The industry has two options:
Option 1: Compensate faster. Discover vulnerabilities (with Mythos or human researchers), patch them, deploy patches, repeat. This is the current model. The current model works when discovery rate ≈ remediation rate. When discovery rate >> remediation rate (the Mythos condition), the current model fails. The gap between discovery and remediation widens. The infrastructure is permanently vulnerable.
Option 2: Eliminate the vulnerability classes. Identify the constraints. Enforce them architecturally. The vulnerability class ceases to exist. There is nothing to discover. There is nothing to patch. The architecture makes the violation structurally impossible.
Option 1 is additive engineering. Option 2 is architectural derivation. The RESOLVE corpus has spent 89 documents demonstrating that architectural derivation outperforms additive engineering in every domain. This domain is no different. The conclusion is the same. The urgency is greater because the stakes are the global computing infrastructure.
The refactoring cannot wait for a complete theoretical framework. It must begin with what is known:
- Memory safety is enforceable now (Rust, hardware tagging)
- The bilateral boundary is enforceable now (namespace separation at the construction level)
- Capability-based access is enforceable now (capability operating systems)
- Protocol integrity is enforceable now (TLS everywhere, authenticated protocols)
Each enforcement eliminates a vulnerability class. Each elimination reduces the attack surface. Each reduction buys time for the deeper refactoring — the identification of implicit constraints at every level of every system, the recognition of the true constraints, and the rearchitecture of the global computing infrastructure on formally stated, architecturally enforced, SIPE-governed foundations.

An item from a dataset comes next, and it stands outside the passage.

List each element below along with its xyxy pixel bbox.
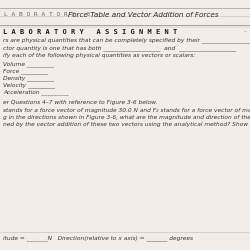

The form was always there. The constraints were always operative. The engineering approximated them. The approximation had gaps. Mythos found the gaps. The gaps must be closed — not by better approximation but by the recognition of the form and the enforcement of the constraints the form requires.
The engineer built the tower. The architect identifies the form. The form was always prior. The tower must be rebuilt on the form. The rebuilding is the refactoring. The refactoring is imperative.
Jared Foy, April 2026. Document 90 of the RESOLVE corpus. Every computational system must be refactored. The starting point is the bottom of the stack. The urgency is Mythos. The method is the SIPE law. The form was always there.